Answers to the questions raised above will differ. However, these are worth asking as they would help us decide on the way forward and on whether or not we should at some point change course and ‘cut our losses’.
The way forward?
It cannot be denied that the current situation is socially and financially not sustainable. The state does not have the means to dole out money to individuals and companies indefinitely. The self-employed and the daily-paid workers cannot be arbitrarily deprived of their livelihood for too long. At some point, the lockdown will have to end even though the novel coronavirus will still be present in the environment along with many other viruses and even though the vaccine will not yet be available. However, when suspending the lockdown, there are some mitigating measures that may be considered including, but not limited to, the following:
Order Covid-19 tests for the whole population and isolate only those who are tested positive. While this would prove expensive, it would probably cost less than one day of lockdown.
Restart operations in all sectors of the economy and ensure that people get and wear masks and gloves in public places and maintain social distance. Experience over the last two weeks involving supermarket/pharmacy employees would justify this move.
Ensure that employers allow people to work from home unless management can prove that presence at the place of work is unavoidable because of the nature of operations.
Ask those who are at risk for medical reasons to self-isolate.
Place hand sanitiser dispensers in all public places, offices, educational institutions and ensure that they are refilled regularly.
Ban large social gatherings until further notice. Ensure social distancing in and around places where people have to gather including offices and court rooms.

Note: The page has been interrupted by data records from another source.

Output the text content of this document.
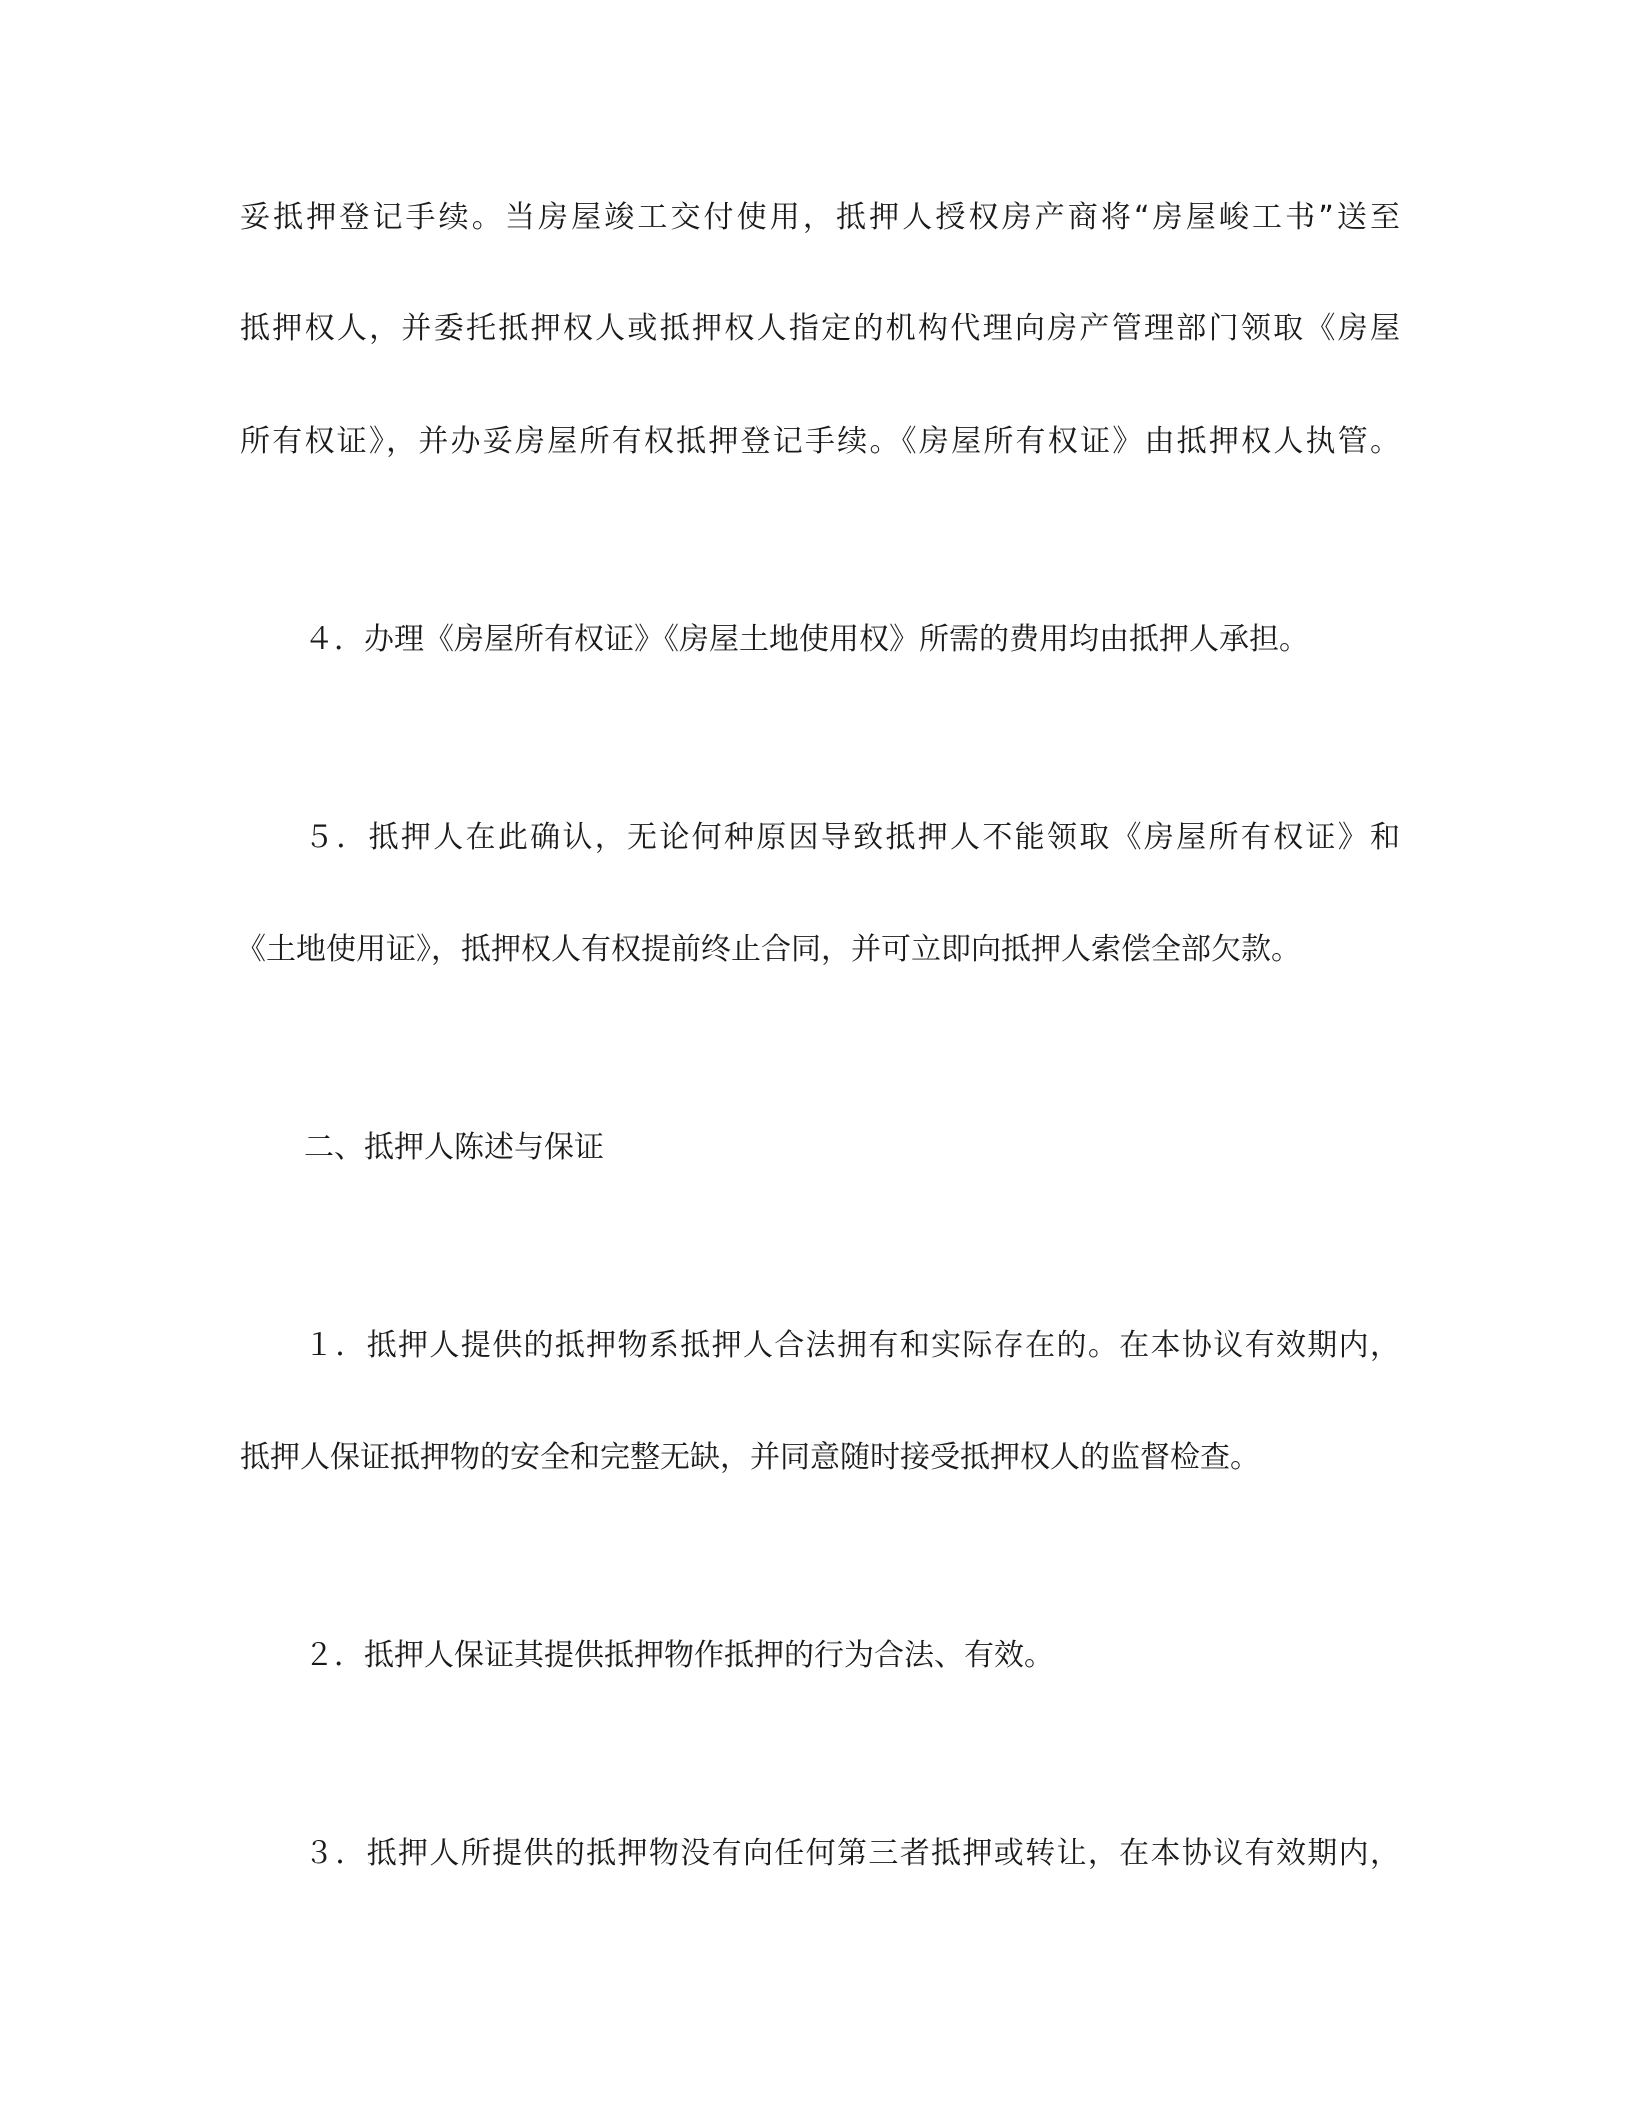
妥抵押登记手续。当房屋竣工交付使用，抵押人授权房产商将“房屋峻工书”送至
抵押权人，并委托抵押权人或抵押权人指定的机构代理向房产管理部门领取《房屋
所有权证》，并办妥房屋所有权抵押登记手续。《房屋所有权证》由抵押权人执管。
４．办理《房屋所有权证》《房屋土地使用权》所需的费用均由抵押人承担。
５．抵押人在此确认，无论何种原因导致抵押人不能领取《房屋所有权证》和
《土地使用证》，抵押权人有权提前终止合同，并可立即向抵押人索偿全部欠款。
二、抵押人陈述与保证
１．抵押人提供的抵押物系抵押人合法拥有和实际存在的。在本协议有效期内，
抵押人保证抵押物的安全和完整无缺，并同意随时接受抵押权人的监督检查。
２．抵押人保证其提供抵押物作抵押的行为合法、有效。
３．抵押人所提供的抵押物没有向任何第三者抵押或转让，在本协议有效期内，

Make it mandatory for all major supermarket chains to have properly staffed, fully equipped and effective online shopping systems that offer reasonable choices (not predetermined sets of products) to customers as soon as possible. This will create job opportunities for some of those who may get laid off in other sectors.
Extend online/mobile payment to the maximum and accelerate the digital transformation of government transactions. This should not be a difficult proposition if we consider how this has been successfully done by the MRA. This too will create job opportunities.
Invest in relevant technology and give subsidised internet facilities to teachers and students at all levels (starting with secondary and tertiary sectors) to enable the latter to attend most of their classes remotely and interact with their teachers, and physically attend classes in smaller batches only when absolutely necessarily. Parents working from home will be able to look after their children at the same time. Give free tablets and internet facilities to students from vulnerable groups. The funds will come from reduced payment to bus companies on behalf of students and senior citizens.
Readers may add to the above list of measures.